İmtihan yollarında yürürken kimisi zamana bırakıyor isteklerini, kimisi de şansa! Herkes birbirinden bir şeyler kaçırıyor. Kendisinde olmayana göz dikiyor. Peki, sadece bir madde, eşya kaçırmak mı hırsızlıktır?.. Hayır! En büyük hırsızlık insanın yüreğinden bir niyet çiçeğinin hayatına son vermektir.

Bir kıssadan hisse paylaşalım; “Bir gün bir genç yolda atının üzerinde ilerlerken yaşlı bir adam yanına gelir ve 'oğlum ben yaşlıyım bineğim de yok, izin ver de atına ben bineyim sen yaya yürü' der. Genç: 'Tamam amca gel bin' diyerek attan iner ve yaşlı adam ata biner. Genç adam, amcanın yüzüne tebessüm ederek yanında yürür. Yaşlı adam bir iki adımdan sonra atı hızlandırır ve kaçmaya başlar. Maksadı atı çalmaktır. Atının çalındığını gören genç adam ise arkasından şöyle seslenir: “Amca, sen benim atımı değil huyumu çaldın. Benim evde bir tane daha atım var, ben ona da binerim. Ama bundan sonra her kim benden atımı isterse asla vermem.” 

Bir insanın güzel bir huyunu çalmak, onun kalbini bozmak, vicdanını fesada uğratmak, kişinin güzel cevherlerle donatılmış kalbini alıp pisliğe bulamak... Bu davranışlar aynı zamanda dünyaya fesat tohumları serpmek demektir. Elbette ki o tohumlar gün gelip filizlenecek, ağaç olacak ve zehirli meyvelerini verecek.”

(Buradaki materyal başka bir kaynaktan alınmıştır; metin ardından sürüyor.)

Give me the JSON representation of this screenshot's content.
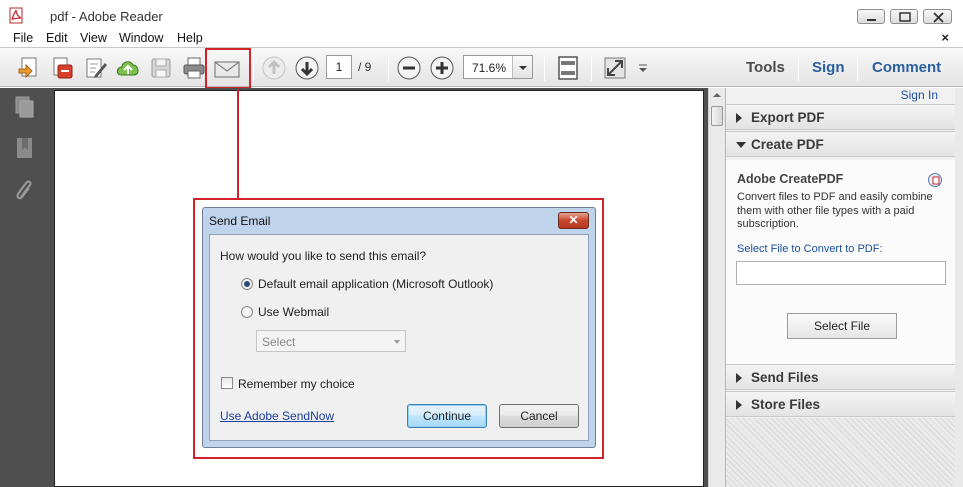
{
  "window": {
    "title": "pdf - Adobe Reader"
  },
  "menu": [
    "File",
    "Edit",
    "View",
    "Window",
    "Help"
  ],
  "menu_close": "×",
  "toolbar": {
    "page_current": "1",
    "page_total": "/ 9",
    "zoom": "71.6%",
    "tools_label": "Tools",
    "sign_label": "Sign",
    "comment_label": "Comment"
  },
  "right_pane": {
    "sign_in": "Sign In",
    "sections": {
      "export_pdf": "Export PDF",
      "create_pdf": "Create PDF",
      "send_files": "Send Files",
      "store_files": "Store Files"
    },
    "create": {
      "title": "Adobe CreatePDF",
      "description": "Convert files to PDF and easily combine them with other file types with a paid subscription.",
      "select_label": "Select File to Convert to PDF:",
      "select_button": "Select File"
    }
  },
  "dialog": {
    "title": "Send Email",
    "close": "✕",
    "question": "How would you like to send this email?",
    "option_default": "Default email application (Microsoft Outlook)",
    "option_webmail": "Use Webmail",
    "webmail_placeholder": "Select",
    "remember": "Remember my choice",
    "sendnow_link": "Use Adobe SendNow",
    "continue": "Continue",
    "cancel": "Cancel"
  },
  "colors": {
    "highlight": "#d2232a",
    "link": "#1a4f9c"
  },
  "icons": [
    "pdf-app-icon",
    "open-icon",
    "create-icon",
    "edit-icon",
    "upload-icon",
    "save-icon",
    "print-icon",
    "email-icon",
    "prev-page-icon",
    "next-page-icon",
    "zoom-out-icon",
    "zoom-in-icon",
    "fit-page-icon",
    "fullscreen-icon",
    "more-icon",
    "pages-icon",
    "bookmarks-icon",
    "attachments-icon"
  ]
}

Zamanımızda en sık karşılaştığımız hırsızlık bu olsa gerek. Ne yazık ki bu kadar kötü bir suçun hiçbir müeyyidesi yok. Zararı da yanımıza kâr kalıyor.  İnsanların kendini bilmezliğinden kaynaklanıyor. “Ben” sözünü hayatımıza o kadar çok yansıttık ki karşıdaki insanın yerine kendimizi koymayı düşünemiyoruz bile! Dünyanın sadece kendi etrafımızda döndüğünü sanıyoruz. İyi niyetleri suiistimal edip yerine çürümeye yüz tutmuş kötü düşünceleri ekiyoruz.

Allah bizi toplasın. Eskilerin bu sözü ne güzel bir duadır. Hele ki bu çağa karşı. Gözümüzü, kulağımızı, aklımızı, yüreğimizi ve hayallerimizi toplasın. Toplamazsa dağılırız çünkü! Dağılınca da dağıtırız. 

Tüm suizan edip de kalp kırıklarına sebep olan cümlelerimizi, kefenleyip öylece gömmeliyiz.  Bu faniye ne sahibiz, ne de kiracı! Geçici bir misafiriz. Fazla kurcalamaya gerek yok hayatı! Vicdanı temiz tutmak önemli olan! Evleri temizlediğimiz gibi her gün bayram günüymüşçesine köşe bucak silip süpürmeliyiz içimizi! Yargılamalıyız kendimizi muhakememizde! 

Temize çekebilir miyiz hayatı?.. Silebilir miyiz bir silgi ile yaşanmışlıkları?.. Bu mümkün değildir tabii ki! Silsek de izi kalır o berrak kâğıtta! Ama bu o sayfaya yeniden bir şeyler karalayamayız anlamına da gelmez. Grileşen yaprağın üzerine yazıyı görünür hale getirmek için kalemi daha çok bastırarak yazmamız gerekir. Ve bu sefer daha dikkatli yazarız. Çünkü bir daha silme şansımız yoktur. Silersen kâğıt yırtılır. Tecrübe bu olsa gerek. Daha emin adımlarla ilerlemek. 

Çalınan bir eşyanın yerine bir yenisini alıp koyabilirsin. Ya da bir süre o olmadan da yaşamını sürdürebilirsin. Lâkin insanın içindeki iyi niyet papatyalarını koparır ve seviyor sevmiyor diye gözünün önünde parça pinçik edersen, seviyor çıksa bile bu onun hayatını bitirir. Ve onu bir daha yaşama döndüremezsin. Bazen senin iyiliğine olan şeyler başkasının en güzel yarınlarını bugünden talan etmene sebep olur. 

Keşke, “Durun siz kardeşsiniz!” itirazını nikâh durdurmak dışında insanlara da ara sıra kullanıyor olsak. Aynı dinde, ülkede, aynı bayrak altında neyi paylaşamıyoruz? Anlayamıyorum. Allah bizi toplasın. Selam ve dua ile verilene ve verilmeyene şükrederek köşemin değerli misafirleri!